SRIOV Network device plugin for Kubernetes
Table of Contents
SRIOV Network Device Plugin
The SRIOV network device plugin is Kubernetes device plugin for discovering and advertising SRIOV network virtual functions (VFs) in a Kubernetes host.
Features
- Handles SRIOV capable/not-capable devices (NICs and Accelerators alike)
- Supports devices with both Kernel and userspace(uio and VFIO) drivers
- Allows resource grouping using "Selector"

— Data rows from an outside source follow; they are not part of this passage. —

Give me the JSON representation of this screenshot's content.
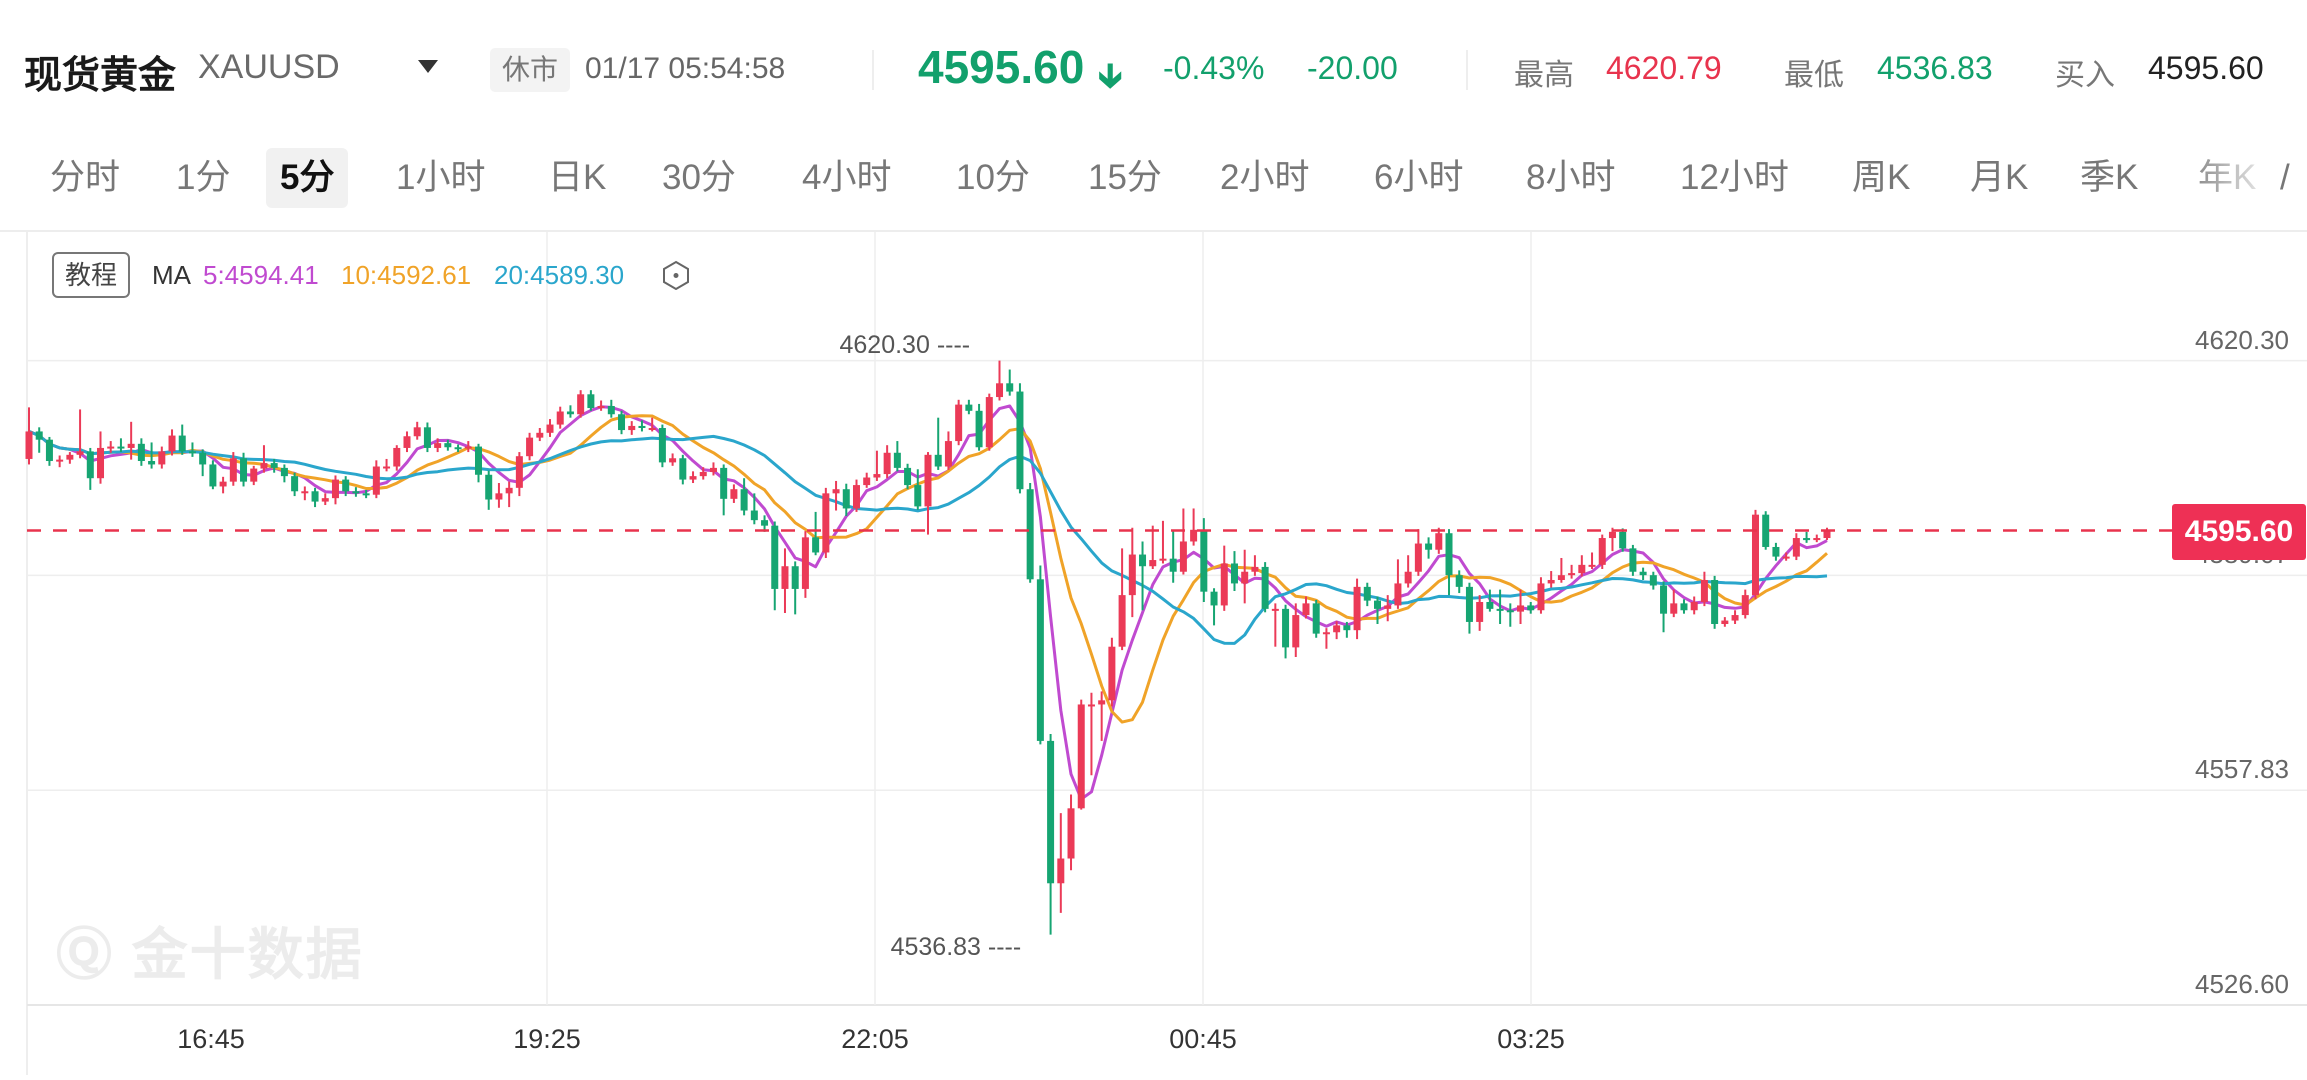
{
  "header": {
    "title": "现货黄金",
    "symbol": "XAUUSD",
    "status_badge": "休市",
    "datetime": "01/17 05:54:58",
    "price": "4595.60",
    "change_pct": "-0.43%",
    "change": "-20.00",
    "high_label": "最高",
    "high": "4620.79",
    "low_label": "最低",
    "low": "4536.83",
    "bid_label": "买入",
    "bid": "4595.60",
    "colors": {
      "down": "#12a06c",
      "up": "#e8334d"
    }
  },
  "tabs": [
    {
      "label": "分时"
    },
    {
      "label": "1分"
    },
    {
      "label": "5分",
      "active": true
    },
    {
      "label": "1小时"
    },
    {
      "label": "日K"
    },
    {
      "label": "30分"
    },
    {
      "label": "4小时"
    },
    {
      "label": "10分"
    },
    {
      "label": "15分"
    },
    {
      "label": "2小时"
    },
    {
      "label": "6小时"
    },
    {
      "label": "8小时"
    },
    {
      "label": "12小时"
    },
    {
      "label": "周K"
    },
    {
      "label": "月K"
    },
    {
      "label": "季K"
    },
    {
      "label": "年K"
    }
  ],
  "legend": {
    "tutorial": "教程",
    "ma_label": "MA",
    "ma5": "5:4594.41",
    "ma10": "10:4592.61",
    "ma20": "20:4589.30",
    "colors": {
      "ma5": "#c04ad0",
      "ma10": "#f0a328",
      "ma20": "#2aa6cc"
    }
  },
  "watermark": "金十数据",
  "chart_data": {
    "type": "candlestick",
    "interval": "5分",
    "y_ticks": [
      "4620.30",
      "4589.07",
      "4557.83",
      "4526.60"
    ],
    "x_ticks": [
      "16:45",
      "19:25",
      "22:05",
      "00:45",
      "03:25"
    ],
    "ylim": [
      4526.6,
      4639.0
    ],
    "grid": true,
    "last_price": "4595.60",
    "max_annotation": "4620.30",
    "min_annotation": "4536.83",
    "colors": {
      "up": "#eb3a57",
      "down": "#16a572",
      "last_line": "#e8334d"
    },
    "moving_averages": [
      5,
      10,
      20
    ],
    "ohlc": [
      [
        4606.0,
        4613.5,
        4605.2,
        4610.0
      ],
      [
        4610.0,
        4610.6,
        4606.9,
        4608.8
      ],
      [
        4608.8,
        4609.2,
        4605.0,
        4605.7
      ],
      [
        4605.7,
        4606.5,
        4604.8,
        4605.9
      ],
      [
        4605.9,
        4607.0,
        4605.3,
        4606.6
      ],
      [
        4606.6,
        4613.2,
        4606.1,
        4607.1
      ],
      [
        4607.1,
        4607.6,
        4601.5,
        4603.2
      ],
      [
        4603.2,
        4610.0,
        4602.4,
        4607.6
      ],
      [
        4607.6,
        4608.6,
        4606.9,
        4607.8
      ],
      [
        4607.8,
        4609.0,
        4607.0,
        4607.6
      ],
      [
        4607.6,
        4611.4,
        4605.9,
        4608.2
      ],
      [
        4608.2,
        4609.0,
        4605.0,
        4605.7
      ],
      [
        4605.7,
        4608.4,
        4604.6,
        4605.2
      ],
      [
        4605.2,
        4607.8,
        4604.6,
        4607.1
      ],
      [
        4607.1,
        4610.3,
        4606.5,
        4609.4
      ],
      [
        4609.4,
        4611.0,
        4606.6,
        4607.1
      ],
      [
        4607.1,
        4608.4,
        4606.3,
        4606.9
      ],
      [
        4606.9,
        4607.4,
        4603.5,
        4605.2
      ],
      [
        4605.2,
        4605.8,
        4601.6,
        4602.0
      ],
      [
        4602.0,
        4603.4,
        4601.0,
        4602.7
      ],
      [
        4602.7,
        4607.0,
        4602.1,
        4606.1
      ],
      [
        4606.1,
        4606.9,
        4602.0,
        4602.7
      ],
      [
        4602.7,
        4605.0,
        4602.2,
        4604.6
      ],
      [
        4604.6,
        4608.0,
        4604.0,
        4605.4
      ],
      [
        4605.4,
        4606.0,
        4604.0,
        4604.7
      ],
      [
        4604.7,
        4605.2,
        4602.6,
        4603.5
      ],
      [
        4603.5,
        4604.0,
        4600.6,
        4601.3
      ],
      [
        4601.3,
        4602.0,
        4600.0,
        4601.3
      ],
      [
        4601.3,
        4601.8,
        4599.0,
        4599.8
      ],
      [
        4599.8,
        4601.0,
        4599.3,
        4600.3
      ],
      [
        4600.3,
        4603.6,
        4599.4,
        4603.0
      ],
      [
        4603.0,
        4603.5,
        4600.6,
        4601.3
      ],
      [
        4601.3,
        4601.9,
        4600.5,
        4601.0
      ],
      [
        4601.0,
        4601.5,
        4600.3,
        4600.8
      ],
      [
        4600.8,
        4605.8,
        4600.3,
        4604.9
      ],
      [
        4604.9,
        4606.0,
        4604.2,
        4604.9
      ],
      [
        4604.9,
        4608.0,
        4604.3,
        4607.6
      ],
      [
        4607.6,
        4610.0,
        4607.0,
        4609.3
      ],
      [
        4609.3,
        4611.4,
        4608.8,
        4610.6
      ],
      [
        4610.6,
        4611.3,
        4607.0,
        4607.6
      ],
      [
        4607.6,
        4609.0,
        4607.0,
        4608.3
      ],
      [
        4608.3,
        4608.8,
        4607.2,
        4607.7
      ],
      [
        4607.7,
        4608.1,
        4607.0,
        4607.6
      ],
      [
        4607.6,
        4608.6,
        4607.0,
        4607.8
      ],
      [
        4607.8,
        4608.2,
        4602.6,
        4603.7
      ],
      [
        4603.7,
        4604.3,
        4598.6,
        4600.1
      ],
      [
        4600.1,
        4602.5,
        4598.9,
        4601.0
      ],
      [
        4601.0,
        4602.7,
        4599.0,
        4601.8
      ],
      [
        4601.8,
        4607.0,
        4600.6,
        4606.4
      ],
      [
        4606.4,
        4609.8,
        4605.8,
        4609.1
      ],
      [
        4609.1,
        4610.5,
        4608.6,
        4609.8
      ],
      [
        4609.8,
        4611.8,
        4609.2,
        4611.0
      ],
      [
        4611.0,
        4613.6,
        4610.4,
        4612.9
      ],
      [
        4612.9,
        4613.8,
        4612.0,
        4612.5
      ],
      [
        4612.5,
        4616.0,
        4612.0,
        4615.4
      ],
      [
        4615.4,
        4616.0,
        4613.0,
        4613.4
      ],
      [
        4613.4,
        4614.5,
        4613.0,
        4613.7
      ],
      [
        4613.7,
        4614.6,
        4612.0,
        4612.5
      ],
      [
        4612.5,
        4613.0,
        4609.6,
        4610.2
      ],
      [
        4610.2,
        4611.5,
        4609.5,
        4610.8
      ],
      [
        4610.8,
        4611.6,
        4610.0,
        4610.5
      ],
      [
        4610.5,
        4612.0,
        4610.0,
        4610.5
      ],
      [
        4610.5,
        4611.0,
        4604.8,
        4605.5
      ],
      [
        4605.5,
        4606.8,
        4605.0,
        4606.1
      ],
      [
        4606.1,
        4606.6,
        4602.3,
        4603.0
      ],
      [
        4603.0,
        4604.2,
        4602.5,
        4603.5
      ],
      [
        4603.5,
        4604.8,
        4603.0,
        4604.1
      ],
      [
        4604.1,
        4605.5,
        4603.6,
        4604.7
      ],
      [
        4604.7,
        4605.2,
        4597.8,
        4600.2
      ],
      [
        4600.2,
        4602.3,
        4599.6,
        4601.6
      ],
      [
        4601.6,
        4603.2,
        4597.8,
        4598.5
      ],
      [
        4598.5,
        4601.0,
        4596.5,
        4597.1
      ],
      [
        4597.1,
        4597.8,
        4595.4,
        4596.3
      ],
      [
        4596.3,
        4596.9,
        4584.0,
        4587.1
      ],
      [
        4587.1,
        4593.0,
        4583.6,
        4590.4
      ],
      [
        4590.4,
        4591.1,
        4583.4,
        4587.1
      ],
      [
        4587.1,
        4595.5,
        4585.8,
        4594.6
      ],
      [
        4594.6,
        4598.3,
        4592.0,
        4592.4
      ],
      [
        4592.4,
        4601.8,
        4591.6,
        4601.0
      ],
      [
        4601.0,
        4602.8,
        4598.5,
        4601.6
      ],
      [
        4601.6,
        4602.4,
        4597.7,
        4598.8
      ],
      [
        4598.8,
        4603.0,
        4598.3,
        4602.2
      ],
      [
        4602.2,
        4604.0,
        4601.8,
        4603.3
      ],
      [
        4603.3,
        4607.2,
        4602.8,
        4603.8
      ],
      [
        4603.8,
        4608.0,
        4603.2,
        4606.9
      ],
      [
        4606.9,
        4608.6,
        4604.2,
        4604.7
      ],
      [
        4604.7,
        4605.3,
        4601.6,
        4602.2
      ],
      [
        4602.2,
        4604.5,
        4598.6,
        4599.1
      ],
      [
        4599.1,
        4607.0,
        4595.0,
        4606.6
      ],
      [
        4606.6,
        4612.0,
        4604.4,
        4604.9
      ],
      [
        4604.9,
        4610.0,
        4604.4,
        4608.6
      ],
      [
        4608.6,
        4614.6,
        4608.0,
        4613.9
      ],
      [
        4613.9,
        4614.6,
        4612.5,
        4613.0
      ],
      [
        4613.0,
        4614.0,
        4607.2,
        4607.7
      ],
      [
        4607.7,
        4615.5,
        4607.2,
        4615.0
      ],
      [
        4615.0,
        4620.3,
        4614.5,
        4617.0
      ],
      [
        4617.0,
        4619.0,
        4615.2,
        4615.8
      ],
      [
        4615.8,
        4617.0,
        4601.0,
        4601.6
      ],
      [
        4601.6,
        4602.5,
        4588.0,
        4588.5
      ],
      [
        4588.5,
        4590.5,
        4564.5,
        4565.0
      ],
      [
        4565.0,
        4566.0,
        4536.83,
        4544.3
      ],
      [
        4544.3,
        4554.5,
        4540.0,
        4547.9
      ],
      [
        4547.9,
        4557.2,
        4546.2,
        4555.2
      ],
      [
        4555.2,
        4571.0,
        4555.0,
        4570.3
      ],
      [
        4570.3,
        4572.0,
        4560.0,
        4570.3
      ],
      [
        4570.3,
        4572.2,
        4565.0,
        4570.9
      ],
      [
        4570.9,
        4580.0,
        4570.0,
        4578.7
      ],
      [
        4578.7,
        4593.0,
        4578.2,
        4586.2
      ],
      [
        4586.2,
        4596.0,
        4583.0,
        4592.1
      ],
      [
        4592.1,
        4594.0,
        4584.0,
        4590.4
      ],
      [
        4590.4,
        4596.3,
        4590.0,
        4591.3
      ],
      [
        4591.3,
        4597.0,
        4590.8,
        4591.5
      ],
      [
        4591.5,
        4595.5,
        4588.0,
        4589.6
      ],
      [
        4589.6,
        4598.8,
        4589.2,
        4594.0
      ],
      [
        4594.0,
        4598.8,
        4593.4,
        4595.7
      ],
      [
        4595.7,
        4597.4,
        4585.2,
        4586.7
      ],
      [
        4586.7,
        4587.2,
        4581.8,
        4584.7
      ],
      [
        4584.7,
        4593.4,
        4583.9,
        4590.8
      ],
      [
        4590.8,
        4592.6,
        4586.8,
        4587.9
      ],
      [
        4587.9,
        4592.8,
        4585.0,
        4589.6
      ],
      [
        4589.6,
        4592.0,
        4589.0,
        4590.3
      ],
      [
        4590.3,
        4591.0,
        4583.7,
        4584.2
      ],
      [
        4584.2,
        4585.0,
        4578.7,
        4584.2
      ],
      [
        4584.2,
        4584.8,
        4577.0,
        4578.6
      ],
      [
        4578.6,
        4585.0,
        4577.2,
        4583.3
      ],
      [
        4583.3,
        4586.0,
        4582.8,
        4585.0
      ],
      [
        4585.0,
        4585.5,
        4580.0,
        4580.6
      ],
      [
        4580.6,
        4581.4,
        4578.4,
        4580.8
      ],
      [
        4580.8,
        4582.4,
        4579.8,
        4581.8
      ],
      [
        4581.8,
        4582.3,
        4580.0,
        4581.1
      ],
      [
        4581.1,
        4588.6,
        4579.8,
        4587.4
      ],
      [
        4587.4,
        4588.0,
        4584.6,
        4585.4
      ],
      [
        4585.4,
        4586.0,
        4582.0,
        4584.2
      ],
      [
        4584.2,
        4586.2,
        4582.4,
        4584.7
      ],
      [
        4584.7,
        4591.4,
        4584.2,
        4587.9
      ],
      [
        4587.9,
        4592.0,
        4587.3,
        4589.6
      ],
      [
        4589.6,
        4595.8,
        4589.0,
        4593.7
      ],
      [
        4593.7,
        4594.6,
        4591.5,
        4592.8
      ],
      [
        4592.8,
        4596.0,
        4592.2,
        4595.2
      ],
      [
        4595.2,
        4595.8,
        4586.2,
        4589.1
      ],
      [
        4589.1,
        4589.8,
        4586.5,
        4587.4
      ],
      [
        4587.4,
        4588.0,
        4580.6,
        4582.3
      ],
      [
        4582.3,
        4586.2,
        4581.0,
        4585.2
      ],
      [
        4585.2,
        4587.0,
        4583.8,
        4584.2
      ],
      [
        4584.2,
        4587.0,
        4582.0,
        4584.0
      ],
      [
        4584.0,
        4585.0,
        4581.6,
        4583.8
      ],
      [
        4583.8,
        4587.0,
        4582.0,
        4584.7
      ],
      [
        4584.7,
        4585.2,
        4583.5,
        4584.0
      ],
      [
        4584.0,
        4588.8,
        4583.5,
        4587.9
      ],
      [
        4587.9,
        4589.7,
        4587.3,
        4588.4
      ],
      [
        4588.4,
        4591.6,
        4588.0,
        4589.1
      ],
      [
        4589.1,
        4590.6,
        4588.6,
        4589.4
      ],
      [
        4589.4,
        4592.0,
        4588.9,
        4590.6
      ],
      [
        4590.6,
        4592.4,
        4590.0,
        4590.6
      ],
      [
        4590.6,
        4595.0,
        4590.0,
        4594.5
      ],
      [
        4594.5,
        4596.0,
        4592.6,
        4595.4
      ],
      [
        4595.4,
        4595.9,
        4592.5,
        4593.0
      ],
      [
        4593.0,
        4593.5,
        4589.0,
        4589.6
      ],
      [
        4589.6,
        4590.2,
        4588.4,
        4589.1
      ],
      [
        4589.1,
        4589.6,
        4587.0,
        4587.6
      ],
      [
        4587.6,
        4588.2,
        4580.8,
        4583.5
      ],
      [
        4583.5,
        4587.0,
        4583.0,
        4585.0
      ],
      [
        4585.0,
        4585.6,
        4583.5,
        4584.0
      ],
      [
        4584.0,
        4586.0,
        4583.4,
        4585.2
      ],
      [
        4585.2,
        4589.6,
        4584.6,
        4588.4
      ],
      [
        4588.4,
        4589.0,
        4581.3,
        4582.0
      ],
      [
        4582.0,
        4583.0,
        4581.6,
        4582.5
      ],
      [
        4582.5,
        4584.0,
        4582.0,
        4583.3
      ],
      [
        4583.3,
        4587.0,
        4582.8,
        4586.2
      ],
      [
        4586.2,
        4598.6,
        4585.6,
        4597.9
      ],
      [
        4597.9,
        4598.4,
        4592.8,
        4593.2
      ],
      [
        4593.2,
        4593.8,
        4591.2,
        4591.8
      ],
      [
        4591.8,
        4592.4,
        4591.2,
        4591.8
      ],
      [
        4591.8,
        4595.2,
        4591.3,
        4594.5
      ],
      [
        4594.5,
        4595.4,
        4593.8,
        4594.2
      ],
      [
        4594.2,
        4595.0,
        4593.9,
        4594.5
      ],
      [
        4594.5,
        4596.0,
        4594.2,
        4595.6
      ]
    ]
  }
}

- User configurable resourceName
- Detects Kubelet restarts and auto-re-register
- Detects Link status (for Linux network devices) and updates associated VFs health accordingly
- Extensible to support new device types with minimal effort if not already supported
To deploy workloads with SRIOV VF this plugin needs to work together with the following two CNI plugins:
-
Multus CNI
- Retrieves allocated network device information of a Pod
-
SRIOV CNI
-
During Pod creation, plumbs allocated SRIOV VF to a Pods network namespace using VF information given by Multus
-
On Pod deletion, reset and release the VF from the Pod
This implementation follows the design discuessed in this proposal document.
Please follow the Multus Quick Start for multi network interface support in Kubernetes.
Supported SRIOV NICs
The following NICs were tested with this implementation. However, other SRIOV capable NICs should work as well.
- Intel® Ethernet Controller X710 Series 4x10G
- PF driver : v2.4.6
- VF driver: v3.5.6
please refer to Intel download center for installing latest Intel Ethernet Controller-X710-Series drivers
- Intel® 82599ES 10 Gigabit Ethernet Controller
- PF driver : v4.4.0-k
- VF driver: v3.2.2-k
please refer to Intel download center for installing latest Intel-® 82599ES 10 Gigabit Ethernet drivers
- Mellanox ConnectX®-4 Lx EN Adapter
- Mellanox ConnectX®-5 Adapter
Network card drivers are available as a part of the various linux distributions and upstream.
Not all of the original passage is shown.